Healthcare/disability in France


(Rachel Smith-Ruffle) #1

I am a wheelchair user following a spinal injury in 1998. Since my injury I have required carers to help me get up in the morning and go to bed at night, plus domestic help and receive funding from social services to pay for these services. I am married with a 6 year old daughter, my husband is self employed & works full time. I am a qualified translator/interpreter, (fluent French, German & Spanish) and do some work in this field and in private tuition.



My family & I would like to move from the UK to France. I require advice regarding whether or not I would be eligible for health care to cover my injury needs plus non injury related medical needs to cover/insurance/top up insurance etc? I realise the UK government stopped the reciprocal health care agreement in 2014, would this therefore prevent such a move from taking place and if so, does this mean that UK citizens no longer have full freedom of movement around other EU member states? If I can get health insurance, are there policies specialising in disability/pre existing health conditions? Also, would my family be able to get health insurance?



Up to now, I have searched long & hard on the internet to try to find consistent answers to my questions and have been faced with a lot of conflicting advice. I would like to do a Masters in European politics/European studies with the aim of living in another Member State & working in a disability related field for the EU, but if myself & my family do not qualify for healthcare then this would be impossible. I have contacted the Assocation des Paralysés de France and have not received a reply. I also contacted the company France Insurance who referred me to Sécurité Sociale yet this is divided into départements & I firstly need to know whether this is actually possible or not before we begin to look into location.



Many thanks for your help.



Rachel Smith-Ruffle


(Rachel Smith-Ruffle) #2

Hi all,

thanks for the info so far, please keep it coming! I forgot to mention in my first post that my accident happened in La Réunion when I was working as an Assistante d’anglais back in 1998. Don’t know whether this makes any difference to anything?

Thanks,

Rachel


(John Brian) #3

A couple of months ago Simon Armstrong suggested to another disabled poster that the NHS would issue an S1 in his case. It might be worth searching for that thread.


(Shirley Morgan) #4

I can only speak as a 6 month retired Brit who moved here with Uk State pension Jan 2008, so got my Carte Vitale that year! it’s only since then my health has deteriorated, and with the help of CAF (Caisse Allocation Famille)this year now have complementary Health assurance again, taken out with AXA, it’s a Special Policy because of known longer term conditions, called Sante Modulango.
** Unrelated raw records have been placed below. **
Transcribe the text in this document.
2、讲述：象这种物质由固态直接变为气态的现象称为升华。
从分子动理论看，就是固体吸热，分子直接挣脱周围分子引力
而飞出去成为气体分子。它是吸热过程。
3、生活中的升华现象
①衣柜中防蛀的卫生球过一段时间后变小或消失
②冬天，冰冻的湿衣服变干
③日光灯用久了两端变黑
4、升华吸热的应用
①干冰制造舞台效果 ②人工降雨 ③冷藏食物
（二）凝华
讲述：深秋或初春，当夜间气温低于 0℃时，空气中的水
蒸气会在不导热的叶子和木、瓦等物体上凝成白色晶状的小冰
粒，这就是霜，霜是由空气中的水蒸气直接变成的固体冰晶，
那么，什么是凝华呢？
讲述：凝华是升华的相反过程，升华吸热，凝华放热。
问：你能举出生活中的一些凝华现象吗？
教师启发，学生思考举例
There is an AXA ad here on SFN, with 2 English speaking ladies running the AXA Agency. They may be able to look into for you and help you out.



So Rachel, you see my circumstances are very different to yours in that I’ve been here longer, the health except one thing I was medicated for in UK, all started here and I’m already retired. I’ve used CAF in 2 different departments (34 & 72) and been exceptionally lucky that in my current one the social worker is English employed by the Conseil Generale in the Department Prefecture, which is only 30kms from me.
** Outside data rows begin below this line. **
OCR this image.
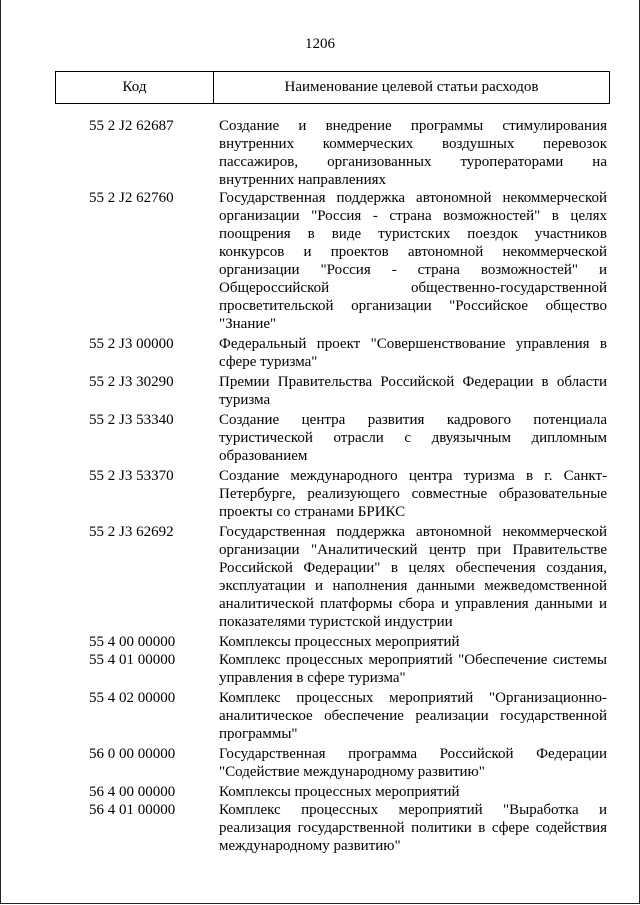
1206
Код	Наименование целевой статьи расходов
55 2 J2 62687	Создание и внедрение программы стимулирования внутренних коммерческих воздушных перевозок пассажиров, организованных туроператорами на внутренних направлениях
55 2 J2 62760	Государственная поддержка автономной некоммерческой организации "Россия - страна возможностей" в целях поощрения в виде туристских поездок участников конкурсов и проектов автономной некоммерческой организации "Россия - страна возможностей" и Общероссийской общественно-государственной просветительской организации "Российское общество "Знание"
55 2 J3 00000	Федеральный проект "Совершенствование управления в сфере туризма"
55 2 J3 30290	Премии Правительства Российской Федерации в области туризма
55 2 J3 53340	Создание центра развития кадрового потенциала туристической отрасли с двуязычным дипломным образованием
55 2 J3 53370	Создание международного центра туризма в г. Санкт-Петербурге, реализующего совместные образовательные проекты со странами БРИКС
55 2 J3 62692	Государственная поддержка автономной некоммерческой организации "Аналитический центр при Правительстве Российской Федерации" в целях обеспечения создания, эксплуатации и наполнения данными межведомственной аналитической платформы сбора и управления данными и показателями туристской индустрии
55 4 00 00000	Комплексы процессных мероприятий
55 4 01 00000	Комплекс процессных мероприятий "Обеспечение системы управления в сфере туризма"
55 4 02 00000	Комплекс процессных мероприятий "Организационно-аналитическое обеспечение реализации государственной программы"
56 0 00 00000	Государственная программа Российской Федерации "Содействие международному развитию"
56 4 00 00000	Комплексы процессных мероприятий
56 4 01 00000	Комплекс процессных мероприятий "Выработка и реализация государственной политики в сфере содействия международному развитию"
They don’t generally speak English and ALL paperwork will be in French, it took months in both departments to get on their books to have someone allocated to me, although slightly faster here in the 2nd Dept, because I was already on CAF books.



The things you want answers to before you make any decisions, in my experience, will be the very questions you will be asked yourself!



Other than that Helen has given you all the best and more relevant information if you intend

Studying/Working here.



At present , if you do not know when or where you will live here it’s not possible to give you answers now,departments also seem to operate things in their own individual ways, and national politics change things so quickly, quicker than the Civil Servants put changes into operation, as they see fit. I’m not saying it’s bad here, it’s not, but the systems work very differently not the same as UK ones.


(Helen Laziou Roger) #5

forgot to say - if you do go down the aah route you are limited to how many hours you may work per month


(Helen Laziou Roger) #6

To be intitled to state prevision one of you needs to be working / in the system and seeing as you both have possible businesses here, setting up as Auto Entrepreneurs (now called micro entrepreneur) could be an option. Setting up as an admin help/ non court sworn translator / teacher would cost nothing, anything classed as artisan would require a short course to be taken at your cost.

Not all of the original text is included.